Poorly thought-out cuts coming

The cuts keep on coming from the federal government—and it would appear the reason we are not hearing announcements about them is because they are poorly thought out, unpopular, and strike at the heart of many essential services we Canadians depend on.
This past week, for instance, we learned of cuts to the Ministry of Public Safety and Emergency Preparedness, and specifically to the Joint Emergency Preparedness Program and the Police Officers Recruitment Fund.
The Joint Emergency Preparedness Program (JEPP) was established in October, 1980 to “enhance the national capacity to respond to all types of emergencies and to enhance the resiliency of critical infrastructure.”
The JEPP contributes $6.5 million annually to support emergency services across Canada, including the country’s five Heavy Urban Search and Rescue (HUSAR) teams devoted to helping with disaster recovery efforts.
Most recently, the Toronto-based HUSAR unit was deployed to Elliot Lake to help with the recovery efforts at the site of that community’s tragic mall collapse.

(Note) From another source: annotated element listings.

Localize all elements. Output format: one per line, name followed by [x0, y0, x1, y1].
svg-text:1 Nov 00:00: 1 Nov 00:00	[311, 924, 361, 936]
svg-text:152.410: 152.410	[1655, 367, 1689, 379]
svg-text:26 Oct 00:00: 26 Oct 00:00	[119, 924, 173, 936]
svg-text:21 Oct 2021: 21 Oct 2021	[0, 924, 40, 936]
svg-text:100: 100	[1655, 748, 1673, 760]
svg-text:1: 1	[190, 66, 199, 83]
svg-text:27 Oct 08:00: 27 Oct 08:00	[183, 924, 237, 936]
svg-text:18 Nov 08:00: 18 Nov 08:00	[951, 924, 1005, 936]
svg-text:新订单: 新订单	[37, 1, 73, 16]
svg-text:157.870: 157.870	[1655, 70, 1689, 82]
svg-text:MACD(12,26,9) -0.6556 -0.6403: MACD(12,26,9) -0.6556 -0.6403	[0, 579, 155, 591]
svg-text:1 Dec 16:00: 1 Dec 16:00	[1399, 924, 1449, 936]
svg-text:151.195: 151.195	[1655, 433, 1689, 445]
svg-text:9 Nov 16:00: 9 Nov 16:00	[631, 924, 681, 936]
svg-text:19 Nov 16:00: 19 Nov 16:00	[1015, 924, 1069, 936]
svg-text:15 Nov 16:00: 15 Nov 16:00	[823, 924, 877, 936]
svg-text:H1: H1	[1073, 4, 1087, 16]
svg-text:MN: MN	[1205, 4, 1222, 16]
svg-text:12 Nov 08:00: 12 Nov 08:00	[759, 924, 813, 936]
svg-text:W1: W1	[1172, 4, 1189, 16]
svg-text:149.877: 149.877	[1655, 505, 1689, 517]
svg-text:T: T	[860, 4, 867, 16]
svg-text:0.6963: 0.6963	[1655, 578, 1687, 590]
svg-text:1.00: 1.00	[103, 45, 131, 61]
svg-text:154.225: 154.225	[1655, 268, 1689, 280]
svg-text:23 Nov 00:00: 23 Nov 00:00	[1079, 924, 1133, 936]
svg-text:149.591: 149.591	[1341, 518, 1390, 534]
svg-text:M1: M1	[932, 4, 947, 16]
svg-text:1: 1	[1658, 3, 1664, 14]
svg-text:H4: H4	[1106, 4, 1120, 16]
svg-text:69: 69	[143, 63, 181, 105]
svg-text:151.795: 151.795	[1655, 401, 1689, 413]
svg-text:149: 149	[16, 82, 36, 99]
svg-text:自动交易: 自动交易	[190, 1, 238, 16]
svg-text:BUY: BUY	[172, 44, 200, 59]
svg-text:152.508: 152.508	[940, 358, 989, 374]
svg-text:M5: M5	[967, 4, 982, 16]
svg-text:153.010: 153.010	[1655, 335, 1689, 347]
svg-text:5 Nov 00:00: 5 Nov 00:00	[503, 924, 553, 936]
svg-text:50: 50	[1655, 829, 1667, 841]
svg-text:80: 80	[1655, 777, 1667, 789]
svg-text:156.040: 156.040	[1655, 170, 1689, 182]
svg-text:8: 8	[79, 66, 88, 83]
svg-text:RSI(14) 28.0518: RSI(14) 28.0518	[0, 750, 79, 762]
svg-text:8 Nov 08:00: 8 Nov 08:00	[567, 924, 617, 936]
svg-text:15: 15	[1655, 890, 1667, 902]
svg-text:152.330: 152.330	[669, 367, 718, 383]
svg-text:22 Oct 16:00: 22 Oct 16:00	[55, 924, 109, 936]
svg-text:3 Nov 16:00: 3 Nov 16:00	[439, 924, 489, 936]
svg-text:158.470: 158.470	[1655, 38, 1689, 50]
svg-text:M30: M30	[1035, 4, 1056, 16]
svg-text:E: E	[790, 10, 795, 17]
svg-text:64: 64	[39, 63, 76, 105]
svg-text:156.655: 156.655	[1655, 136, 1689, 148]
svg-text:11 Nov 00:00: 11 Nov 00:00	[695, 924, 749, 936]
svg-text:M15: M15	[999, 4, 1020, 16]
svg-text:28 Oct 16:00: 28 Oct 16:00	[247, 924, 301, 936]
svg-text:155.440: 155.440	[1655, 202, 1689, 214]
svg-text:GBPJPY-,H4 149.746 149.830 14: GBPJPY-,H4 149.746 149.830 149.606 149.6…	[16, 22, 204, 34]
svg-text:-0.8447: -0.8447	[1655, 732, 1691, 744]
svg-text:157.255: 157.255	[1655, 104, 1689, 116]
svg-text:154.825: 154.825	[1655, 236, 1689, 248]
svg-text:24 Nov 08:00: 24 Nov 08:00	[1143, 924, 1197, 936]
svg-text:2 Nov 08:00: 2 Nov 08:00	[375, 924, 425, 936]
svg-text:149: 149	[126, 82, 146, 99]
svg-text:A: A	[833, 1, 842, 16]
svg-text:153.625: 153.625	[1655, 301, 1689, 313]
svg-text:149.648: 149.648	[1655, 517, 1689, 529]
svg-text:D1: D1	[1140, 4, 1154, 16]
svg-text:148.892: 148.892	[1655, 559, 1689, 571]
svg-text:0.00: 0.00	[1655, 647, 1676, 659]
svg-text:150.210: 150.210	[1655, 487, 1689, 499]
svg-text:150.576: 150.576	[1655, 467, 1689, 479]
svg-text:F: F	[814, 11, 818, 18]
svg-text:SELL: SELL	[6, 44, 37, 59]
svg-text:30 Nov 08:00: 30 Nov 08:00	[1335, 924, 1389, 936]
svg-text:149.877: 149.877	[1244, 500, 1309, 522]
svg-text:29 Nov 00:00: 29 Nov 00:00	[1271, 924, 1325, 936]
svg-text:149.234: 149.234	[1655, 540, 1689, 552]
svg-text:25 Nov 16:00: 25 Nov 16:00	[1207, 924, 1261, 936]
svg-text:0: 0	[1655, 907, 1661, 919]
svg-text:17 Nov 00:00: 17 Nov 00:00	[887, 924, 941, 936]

Unfortunately, as of 2013, the JEPP no longer will exist and all funding for urban disaster relief officially will be the responsibility of cash-strapped provinces and municipalities.
With more disasters than ever occurring across the country (from wildfires to flooding to major infrastructure failures), one would think the federal government would have a larger role to play in recovery efforts, not a smaller one.
This past week, we also learned of the elimination of the Police Officers Recruitment Fund, which was a major federal program designed to help municipalities and provinces recruit police officers.
In a backgrounder on the program, Public Safety Canada and Emergency Preparedness Canada offers the following rationale: “The purpose of the fund is to support the efforts of provinces and territories in recruiting additional front-line police officers nationwide who can target local crimes and make communities safer.”
Taking this information into account then, the cancellation of this important fund therefore must mean the Harper Conservatives have made a conscious decision to eliminate their “support the efforts of front-line police officers nationwide in their work to target local crimes and make our communities safer.”
Seems like a strange decision for a Conservative party that claims to be the most committed to upholding “law and order,” wouldn’t you say?